ATMs are additionally seeing fewer investments as a result of most traders are paying extra consideration to different rising digital channels comparable to PoS terminals, cellular app transfers, USSD, and different different channels customers use to make funds quicker and extra handy.
“The speedy adoption of digital fee strategies is influencing client behaviour, resulting in a shift away from conventional ATMs in favour of extra handy digital alternate options,” mentioned Olaoluwa Awoojodu, CEO of E-Settlement Restricted.
The non-profitability of ATMs can be an enormous issue for traders. The interchange payment also referred to as the surcharge payment, is among the lowest on the planet. Right this moment, when a buyer visits an ATM he/she is charged N35 after the third transaction. The payment is mounted by the CBN; therefore banks can not change it with out approval from the regulator. For traders, fixing the payment doesn’t make sense on condition that the unit value for processing ATM notes in Nigeria is among the highest on the planet. Right this moment, it takes a minimal of 150 notes to course of the equal of $100, mentioned a financial institution CEO who needed to stay nameless.
In keeping with Dare, to revive the ATM enterprise, the federal government ought to think about providing a tax concession. Presently the customs responsibility on ATMs is over 25%, whereas the responsibility on photo voltaic merchandise is 5%. ATM policymakers additionally have to de-emphasise money availability in ATMs and champion the improve of the machines to offer cardless fee improvements comparable to Close to Discipline Communication (NFC). NFC is a short-range wi-fi communication expertise that permits units to alternate knowledge with no bodily connection. Customers can provoke a transaction by tapping their NFC-enabled smartphones in entrance of the contactless reader on the ATM. This connection facilitates safe knowledge switch between the consumer’s cellular banking app and the ATM, eliminating the necessity for a bodily card.

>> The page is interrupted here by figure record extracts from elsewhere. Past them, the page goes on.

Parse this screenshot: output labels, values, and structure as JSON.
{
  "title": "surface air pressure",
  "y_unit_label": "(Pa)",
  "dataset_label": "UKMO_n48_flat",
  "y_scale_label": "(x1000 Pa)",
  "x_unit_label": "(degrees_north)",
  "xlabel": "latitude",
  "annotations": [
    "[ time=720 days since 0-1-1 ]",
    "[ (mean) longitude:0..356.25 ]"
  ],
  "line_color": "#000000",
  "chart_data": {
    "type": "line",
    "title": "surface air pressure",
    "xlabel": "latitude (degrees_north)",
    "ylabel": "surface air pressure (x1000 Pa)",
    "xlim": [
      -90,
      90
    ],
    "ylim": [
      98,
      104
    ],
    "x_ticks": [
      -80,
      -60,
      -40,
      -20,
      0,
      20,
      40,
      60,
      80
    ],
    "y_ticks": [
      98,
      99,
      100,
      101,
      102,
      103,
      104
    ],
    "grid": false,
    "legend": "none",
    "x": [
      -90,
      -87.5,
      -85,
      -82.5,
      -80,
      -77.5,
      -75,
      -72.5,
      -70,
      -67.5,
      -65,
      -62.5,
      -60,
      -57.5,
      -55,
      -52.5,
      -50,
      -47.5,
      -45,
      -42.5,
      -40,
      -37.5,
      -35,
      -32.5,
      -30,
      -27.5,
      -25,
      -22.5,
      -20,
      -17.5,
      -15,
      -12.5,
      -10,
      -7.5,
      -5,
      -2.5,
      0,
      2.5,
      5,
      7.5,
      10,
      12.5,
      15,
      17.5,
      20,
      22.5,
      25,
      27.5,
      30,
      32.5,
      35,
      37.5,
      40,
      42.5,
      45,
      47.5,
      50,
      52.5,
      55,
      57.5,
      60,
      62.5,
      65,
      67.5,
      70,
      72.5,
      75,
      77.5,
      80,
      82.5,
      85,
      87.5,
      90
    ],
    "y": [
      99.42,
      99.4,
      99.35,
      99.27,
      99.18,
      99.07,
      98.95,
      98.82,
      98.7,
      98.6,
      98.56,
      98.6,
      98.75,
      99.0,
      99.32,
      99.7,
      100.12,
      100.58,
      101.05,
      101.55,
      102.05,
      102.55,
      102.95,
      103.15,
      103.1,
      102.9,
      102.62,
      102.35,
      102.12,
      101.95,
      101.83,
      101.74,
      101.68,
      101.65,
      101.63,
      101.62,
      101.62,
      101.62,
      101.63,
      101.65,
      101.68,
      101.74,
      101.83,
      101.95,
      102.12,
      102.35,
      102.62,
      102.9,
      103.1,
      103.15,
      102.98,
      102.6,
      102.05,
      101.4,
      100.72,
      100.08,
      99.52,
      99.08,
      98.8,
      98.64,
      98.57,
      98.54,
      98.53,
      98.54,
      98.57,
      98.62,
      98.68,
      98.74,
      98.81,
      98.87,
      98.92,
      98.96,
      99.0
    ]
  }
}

“You can too have a convergence of your cellular to the ATM the place you possibly can provoke a transaction in your telephone, and you may go to the ATM to consummate it. ATMs ought to transcend the common capabilities of money meting out to extra superior and modern options and contactless fee at minimal prices. ATMs is not going to die in any nation so long as money is king,” mentioned Dare.